Dans l’autre maison, plus spatieuse, la pandémie a été devancée par l’achat de matériel et une formation du personnel.
À deux pas de chez moi, un laboratoire pharmaceutique a conçu un test de dépistage du coronavirus qui commence à être utilisé à grande échelle.
Toujours à Lich, commune de 17 000 habitant·es réparti·es sur un centre-ville et six villages, il y a un hôpital régional privatisé. Il y a environ un mois, on pouvait voir, tous les matins, une longue file de personnes attendant dehors, devant un bâtiment annexe. J’habite à environ 400 mètres de là et ai appris par la presse qu’il s’agissait d’un centre de dépistage de la maladie. Au bout de deux semaines, le centre a été transféré à Gießen, dans une salle de sport délaissée actuellement par le club de basket de première division nationale.

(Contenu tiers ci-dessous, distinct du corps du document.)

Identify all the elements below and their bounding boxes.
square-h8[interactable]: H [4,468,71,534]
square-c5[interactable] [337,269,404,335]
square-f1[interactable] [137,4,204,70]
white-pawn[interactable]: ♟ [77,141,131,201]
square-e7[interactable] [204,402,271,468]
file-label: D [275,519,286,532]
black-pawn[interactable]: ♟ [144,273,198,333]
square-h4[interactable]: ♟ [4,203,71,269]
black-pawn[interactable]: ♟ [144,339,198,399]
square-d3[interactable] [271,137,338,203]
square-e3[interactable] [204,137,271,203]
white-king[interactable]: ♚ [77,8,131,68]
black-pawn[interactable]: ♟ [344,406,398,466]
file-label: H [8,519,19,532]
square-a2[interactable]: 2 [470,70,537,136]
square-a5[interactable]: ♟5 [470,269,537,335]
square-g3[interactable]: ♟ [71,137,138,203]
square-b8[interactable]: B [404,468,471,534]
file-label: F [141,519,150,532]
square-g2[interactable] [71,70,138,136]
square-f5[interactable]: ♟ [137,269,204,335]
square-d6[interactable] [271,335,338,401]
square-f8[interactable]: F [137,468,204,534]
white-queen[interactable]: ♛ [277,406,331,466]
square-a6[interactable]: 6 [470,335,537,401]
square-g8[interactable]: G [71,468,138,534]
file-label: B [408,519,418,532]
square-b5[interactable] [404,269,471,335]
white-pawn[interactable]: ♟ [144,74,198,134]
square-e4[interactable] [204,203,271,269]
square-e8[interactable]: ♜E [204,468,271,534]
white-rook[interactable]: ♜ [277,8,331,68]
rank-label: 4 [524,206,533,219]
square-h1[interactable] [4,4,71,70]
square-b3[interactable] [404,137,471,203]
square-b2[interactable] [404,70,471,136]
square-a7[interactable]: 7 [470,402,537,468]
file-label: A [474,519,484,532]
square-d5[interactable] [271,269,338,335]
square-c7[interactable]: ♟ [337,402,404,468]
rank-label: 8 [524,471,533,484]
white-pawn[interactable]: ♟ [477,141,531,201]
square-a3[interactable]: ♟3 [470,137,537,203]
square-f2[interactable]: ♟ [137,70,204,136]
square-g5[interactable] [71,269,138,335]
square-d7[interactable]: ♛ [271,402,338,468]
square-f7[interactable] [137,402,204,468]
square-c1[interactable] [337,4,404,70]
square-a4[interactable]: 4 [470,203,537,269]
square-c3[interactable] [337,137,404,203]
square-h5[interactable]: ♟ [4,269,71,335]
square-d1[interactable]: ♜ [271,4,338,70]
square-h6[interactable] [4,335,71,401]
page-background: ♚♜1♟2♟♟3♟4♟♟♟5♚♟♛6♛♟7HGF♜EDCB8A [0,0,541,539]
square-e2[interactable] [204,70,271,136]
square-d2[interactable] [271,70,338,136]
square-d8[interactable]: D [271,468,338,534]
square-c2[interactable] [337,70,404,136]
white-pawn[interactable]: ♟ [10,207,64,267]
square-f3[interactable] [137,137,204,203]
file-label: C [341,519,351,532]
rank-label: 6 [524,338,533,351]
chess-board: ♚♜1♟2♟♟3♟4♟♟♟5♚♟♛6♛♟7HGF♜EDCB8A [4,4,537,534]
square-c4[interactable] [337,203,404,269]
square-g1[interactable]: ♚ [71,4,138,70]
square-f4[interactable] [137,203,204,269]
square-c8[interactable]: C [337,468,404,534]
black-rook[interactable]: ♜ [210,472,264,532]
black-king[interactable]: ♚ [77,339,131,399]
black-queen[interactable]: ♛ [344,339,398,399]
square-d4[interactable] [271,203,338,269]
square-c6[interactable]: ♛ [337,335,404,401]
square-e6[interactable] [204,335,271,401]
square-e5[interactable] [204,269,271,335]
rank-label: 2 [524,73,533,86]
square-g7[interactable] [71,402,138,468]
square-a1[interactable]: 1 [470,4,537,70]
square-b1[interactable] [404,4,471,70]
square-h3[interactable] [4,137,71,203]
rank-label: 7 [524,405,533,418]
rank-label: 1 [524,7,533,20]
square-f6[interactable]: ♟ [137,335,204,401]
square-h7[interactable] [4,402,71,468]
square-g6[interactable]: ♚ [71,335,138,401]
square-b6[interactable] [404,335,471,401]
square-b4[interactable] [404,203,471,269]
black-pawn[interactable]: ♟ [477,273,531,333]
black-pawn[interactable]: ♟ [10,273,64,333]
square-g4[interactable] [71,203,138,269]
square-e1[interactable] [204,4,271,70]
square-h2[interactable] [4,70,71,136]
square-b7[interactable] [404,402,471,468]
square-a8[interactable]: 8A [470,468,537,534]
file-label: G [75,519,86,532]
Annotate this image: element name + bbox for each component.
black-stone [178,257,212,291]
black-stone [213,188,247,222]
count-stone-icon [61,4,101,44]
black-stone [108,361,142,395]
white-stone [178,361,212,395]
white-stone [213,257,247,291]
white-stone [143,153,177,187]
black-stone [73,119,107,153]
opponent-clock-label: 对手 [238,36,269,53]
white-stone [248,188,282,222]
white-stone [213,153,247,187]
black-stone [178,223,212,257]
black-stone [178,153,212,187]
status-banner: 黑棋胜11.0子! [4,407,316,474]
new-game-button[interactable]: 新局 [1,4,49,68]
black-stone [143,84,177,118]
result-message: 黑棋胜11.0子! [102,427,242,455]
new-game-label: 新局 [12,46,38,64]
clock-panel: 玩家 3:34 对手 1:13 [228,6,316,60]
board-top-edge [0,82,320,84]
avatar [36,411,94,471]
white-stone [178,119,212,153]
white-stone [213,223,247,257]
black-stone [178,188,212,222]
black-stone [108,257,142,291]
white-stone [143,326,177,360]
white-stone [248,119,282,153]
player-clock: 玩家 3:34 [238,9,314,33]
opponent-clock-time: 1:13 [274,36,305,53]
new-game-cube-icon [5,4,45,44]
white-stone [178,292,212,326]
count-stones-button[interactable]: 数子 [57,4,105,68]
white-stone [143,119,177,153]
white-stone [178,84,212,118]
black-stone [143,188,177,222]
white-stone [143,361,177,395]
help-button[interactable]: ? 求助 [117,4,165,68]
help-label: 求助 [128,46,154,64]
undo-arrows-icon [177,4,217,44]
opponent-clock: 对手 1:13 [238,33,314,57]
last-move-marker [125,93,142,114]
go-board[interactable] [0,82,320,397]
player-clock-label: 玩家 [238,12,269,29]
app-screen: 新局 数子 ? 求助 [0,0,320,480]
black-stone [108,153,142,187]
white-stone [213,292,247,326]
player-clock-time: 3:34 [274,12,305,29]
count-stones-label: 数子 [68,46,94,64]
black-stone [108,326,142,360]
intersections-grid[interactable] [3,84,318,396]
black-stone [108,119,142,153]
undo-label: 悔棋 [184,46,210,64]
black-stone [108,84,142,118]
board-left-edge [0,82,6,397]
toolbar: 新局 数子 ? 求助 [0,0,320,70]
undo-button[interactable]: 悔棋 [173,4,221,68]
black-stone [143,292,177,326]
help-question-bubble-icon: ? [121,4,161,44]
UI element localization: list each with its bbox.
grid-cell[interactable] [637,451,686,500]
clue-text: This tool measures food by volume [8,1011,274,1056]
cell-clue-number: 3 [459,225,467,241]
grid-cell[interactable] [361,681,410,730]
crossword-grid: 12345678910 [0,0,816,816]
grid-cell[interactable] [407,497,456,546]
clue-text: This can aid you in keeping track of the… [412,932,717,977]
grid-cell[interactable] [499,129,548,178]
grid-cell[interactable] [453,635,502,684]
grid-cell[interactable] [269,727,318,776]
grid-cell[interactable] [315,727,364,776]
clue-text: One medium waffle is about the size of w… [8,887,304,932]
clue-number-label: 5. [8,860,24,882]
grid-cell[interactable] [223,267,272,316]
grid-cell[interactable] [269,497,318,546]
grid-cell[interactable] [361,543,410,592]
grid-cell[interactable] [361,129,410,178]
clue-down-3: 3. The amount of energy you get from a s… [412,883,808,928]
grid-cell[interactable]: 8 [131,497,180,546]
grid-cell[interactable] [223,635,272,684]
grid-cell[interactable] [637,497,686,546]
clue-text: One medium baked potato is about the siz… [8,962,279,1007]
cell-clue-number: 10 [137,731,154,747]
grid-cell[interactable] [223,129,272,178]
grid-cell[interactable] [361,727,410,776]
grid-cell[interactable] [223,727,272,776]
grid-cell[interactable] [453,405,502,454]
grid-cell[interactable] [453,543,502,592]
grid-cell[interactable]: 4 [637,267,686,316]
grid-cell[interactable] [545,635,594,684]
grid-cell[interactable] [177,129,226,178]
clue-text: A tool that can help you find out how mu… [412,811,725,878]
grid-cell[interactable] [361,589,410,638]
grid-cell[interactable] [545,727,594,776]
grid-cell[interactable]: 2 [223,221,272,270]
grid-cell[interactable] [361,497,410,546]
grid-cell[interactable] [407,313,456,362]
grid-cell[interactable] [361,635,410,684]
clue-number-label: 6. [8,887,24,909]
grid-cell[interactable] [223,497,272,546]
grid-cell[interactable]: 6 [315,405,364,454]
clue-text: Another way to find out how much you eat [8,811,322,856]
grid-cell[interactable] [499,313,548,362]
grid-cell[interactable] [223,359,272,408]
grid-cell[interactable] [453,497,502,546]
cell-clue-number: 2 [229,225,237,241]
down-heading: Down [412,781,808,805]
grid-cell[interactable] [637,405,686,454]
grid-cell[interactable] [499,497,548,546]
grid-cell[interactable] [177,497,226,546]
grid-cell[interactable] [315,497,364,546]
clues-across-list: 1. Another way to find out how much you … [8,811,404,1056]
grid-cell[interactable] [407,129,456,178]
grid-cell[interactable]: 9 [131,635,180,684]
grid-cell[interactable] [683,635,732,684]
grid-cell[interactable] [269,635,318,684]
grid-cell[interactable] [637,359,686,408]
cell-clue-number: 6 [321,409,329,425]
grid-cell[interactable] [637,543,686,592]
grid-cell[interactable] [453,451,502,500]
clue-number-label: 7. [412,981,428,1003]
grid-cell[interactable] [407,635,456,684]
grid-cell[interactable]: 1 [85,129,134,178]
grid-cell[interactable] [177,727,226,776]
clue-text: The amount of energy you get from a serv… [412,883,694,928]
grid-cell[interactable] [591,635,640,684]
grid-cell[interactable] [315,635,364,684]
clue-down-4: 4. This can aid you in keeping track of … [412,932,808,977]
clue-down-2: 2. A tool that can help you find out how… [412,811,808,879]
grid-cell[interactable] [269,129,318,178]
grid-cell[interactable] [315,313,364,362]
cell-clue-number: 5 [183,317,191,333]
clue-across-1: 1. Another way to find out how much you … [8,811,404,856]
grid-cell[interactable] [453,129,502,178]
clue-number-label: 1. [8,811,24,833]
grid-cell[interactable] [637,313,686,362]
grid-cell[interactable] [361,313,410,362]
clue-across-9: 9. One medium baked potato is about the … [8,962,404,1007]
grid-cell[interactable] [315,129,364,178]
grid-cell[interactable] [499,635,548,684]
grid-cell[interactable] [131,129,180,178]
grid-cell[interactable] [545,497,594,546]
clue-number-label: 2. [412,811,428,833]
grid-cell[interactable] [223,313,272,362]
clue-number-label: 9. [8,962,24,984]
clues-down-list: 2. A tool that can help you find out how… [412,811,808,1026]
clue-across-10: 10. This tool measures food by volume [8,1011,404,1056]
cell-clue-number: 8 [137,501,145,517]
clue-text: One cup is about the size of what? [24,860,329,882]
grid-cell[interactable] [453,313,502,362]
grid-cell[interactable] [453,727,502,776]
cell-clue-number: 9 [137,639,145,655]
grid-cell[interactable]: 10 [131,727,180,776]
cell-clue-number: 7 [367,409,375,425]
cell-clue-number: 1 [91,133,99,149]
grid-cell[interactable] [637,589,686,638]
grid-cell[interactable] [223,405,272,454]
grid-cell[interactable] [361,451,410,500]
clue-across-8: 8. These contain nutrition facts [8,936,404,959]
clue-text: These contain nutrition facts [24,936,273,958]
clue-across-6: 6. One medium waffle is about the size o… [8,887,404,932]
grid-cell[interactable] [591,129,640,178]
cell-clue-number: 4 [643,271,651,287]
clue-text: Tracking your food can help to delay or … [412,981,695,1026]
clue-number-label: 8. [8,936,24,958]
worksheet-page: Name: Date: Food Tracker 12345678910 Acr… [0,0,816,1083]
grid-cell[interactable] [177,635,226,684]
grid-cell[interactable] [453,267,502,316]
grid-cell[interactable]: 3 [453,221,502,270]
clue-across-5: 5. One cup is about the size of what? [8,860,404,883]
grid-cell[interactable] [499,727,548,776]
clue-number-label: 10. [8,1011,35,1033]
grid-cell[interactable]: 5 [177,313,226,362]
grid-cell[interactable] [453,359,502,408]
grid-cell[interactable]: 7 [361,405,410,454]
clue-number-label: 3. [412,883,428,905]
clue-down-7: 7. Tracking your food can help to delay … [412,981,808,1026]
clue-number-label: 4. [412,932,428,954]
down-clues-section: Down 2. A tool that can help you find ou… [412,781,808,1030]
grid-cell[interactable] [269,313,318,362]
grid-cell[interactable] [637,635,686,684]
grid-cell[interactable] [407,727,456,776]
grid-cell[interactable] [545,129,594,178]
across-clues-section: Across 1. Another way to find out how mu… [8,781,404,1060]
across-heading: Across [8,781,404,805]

Il n’est pas exact de dire que tout le monde est dépisté en Allemagne. Pour accéder au dépistage, il faut avoir été envoyé·e par un médecin, avoir donc une sorte d’ordonnance. Le centre de Gießen a reçu la visite du ministre fédéral de la santé, il est donc considéré comme performant.
À l’hôpital voisin de chez moi, deux étages ont été libérés pour accueillir des malades du virus. Toujours rien, mais il vaut mieux prévoir. Un parking a été fermé, il doit servir d’aire d’atterrissage pour hélicoptères.
Dans tout le “Landkreis” de Gießen, qui compte 400 000 habitant·es, n’ont été enregistrés que 190 malades, une seule personne est décédée. 18 personnes sont en réanimation à Gießen.
La situation économique la plus dramatique est celle des boutiques du centre-ville, de la gastronomie, du cinéma en bas de ma rue, ainsi que des artistes indépendant·es. Pas sûr que tous et toutes s’en remettront.
Il y aura des profiteurs de la pandémie : Amazon, la grande distribution, tout le commerce en ligne.
J’ai trouvé hier, dans ma boîte aux lettres, une publicité pour livraison à domicile de petits déjeuners.
Il n’y a toujours pas de “Klopapier”, papier hygiénique, dans les magasins, tout a été raflé dès le premier jour de la crise !
Je laisse chacun·e juger et comparer. Ici, pas de contrôles policiers, beaucoup d’auto-discipline.
Beaucoup d’incertitude aussi concernant le déconfinement.